The remedy of declarator is a routine request in judicial review cases north of the border.

The present action will seek a declarator that it would be ultra vires for any Minister of the Crown to seek to advise Her Majesty to prorogue Parliament just before the intended date of departure of the UK from the EU, with the sole purpose of ensuring that there is no Parliamentary consideration of No-Deal Brexit. The argument that such an action by Prime Minister Johnson or members of his cabinet would be ultra vires rests on two propositions. First, that in doing so, proroguing Parliament would frustrate both the government's political accountability to Parliament and its legal accountability to the courts and secondly, that the will of Parliament, as expressed in sections 13 and 20 of the European Union (Withdrawal) Act 2018 and the desire to resurrect devolution in Northern Ireland via the passing of the Northern Ireland (Executive Formation) Bill, would be frustrated. As regards the withdrawal legislation, it is argued that the law requires that Parliament needs to approve a deal between the UK and the EU (section 13 of the 2018 Act). 

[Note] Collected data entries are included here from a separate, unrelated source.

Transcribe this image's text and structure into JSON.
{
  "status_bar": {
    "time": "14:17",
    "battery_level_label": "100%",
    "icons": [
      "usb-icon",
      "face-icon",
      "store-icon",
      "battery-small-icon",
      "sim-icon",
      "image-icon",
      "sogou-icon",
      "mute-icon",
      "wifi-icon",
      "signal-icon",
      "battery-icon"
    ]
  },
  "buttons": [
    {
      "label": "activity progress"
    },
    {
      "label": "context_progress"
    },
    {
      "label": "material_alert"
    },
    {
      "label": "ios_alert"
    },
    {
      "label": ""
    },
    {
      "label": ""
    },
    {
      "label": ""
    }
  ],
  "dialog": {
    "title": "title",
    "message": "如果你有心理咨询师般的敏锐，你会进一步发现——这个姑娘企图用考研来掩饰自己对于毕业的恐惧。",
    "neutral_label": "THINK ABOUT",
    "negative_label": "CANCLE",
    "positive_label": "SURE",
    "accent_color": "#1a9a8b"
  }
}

The main issue facing the pursuers in September may well be the justiciability or otherwise of the question posed. When the substantive arguments are duly aired in court, the UK Government's legal representatives will undoubtedly argue that the exercise of prorogation is a prerogative power unsuitable for judicial pronouncement, as classically set out in de Freitas v Benny [1976] AC 239. In response a number of arguments will no doubt be raised by the pursuers. First, the pursuers will argue that this traditionalist view of the non-justiciability of exercise of Crown prerogative is inappropriate, ever since the GCHQ case (Council of Civil Service Unions v Minister for the Civil Service [1984] UKHL 9) created inroads to the absolutist approach to the immunity of Crown decision making (R (Bancoult (No 2)) v Secretary of State for Foreign and Commonwealth Affairs [2016] UKSC 35). Indeed, the pursuers may make much of the fact that the process of prorogation is now set out in statutory terms, namely the Prorogation Act 1867, and might argue that the process has been affected by virtue of the Fixed Term Parliaments Act 2011. As such, once a prerogative power is placed on a statutory footing, or at least reference to a prerogative power is made in statute, then that power is, in principle, amenable to be judicially reviewed.

It can reasonably be argued that the prerogative power to prorogue Parliament is a two-stage process. First, the Prime Minister and members of the Privy Council provide advice to the Queen on the need to prorogue Parliament and then the Queen formally accedes to that request. It would of course be entirely within the gift of the Queen to refuse to prorogue Parliament, even where the advice of the Privy Council has been to prorogue. To do so, would of course trigger a constitutional crisis, the likes of which the UK has never witnessed for over three centuries. This is a highly remote possibility, however the former aspect of the process is much more likely.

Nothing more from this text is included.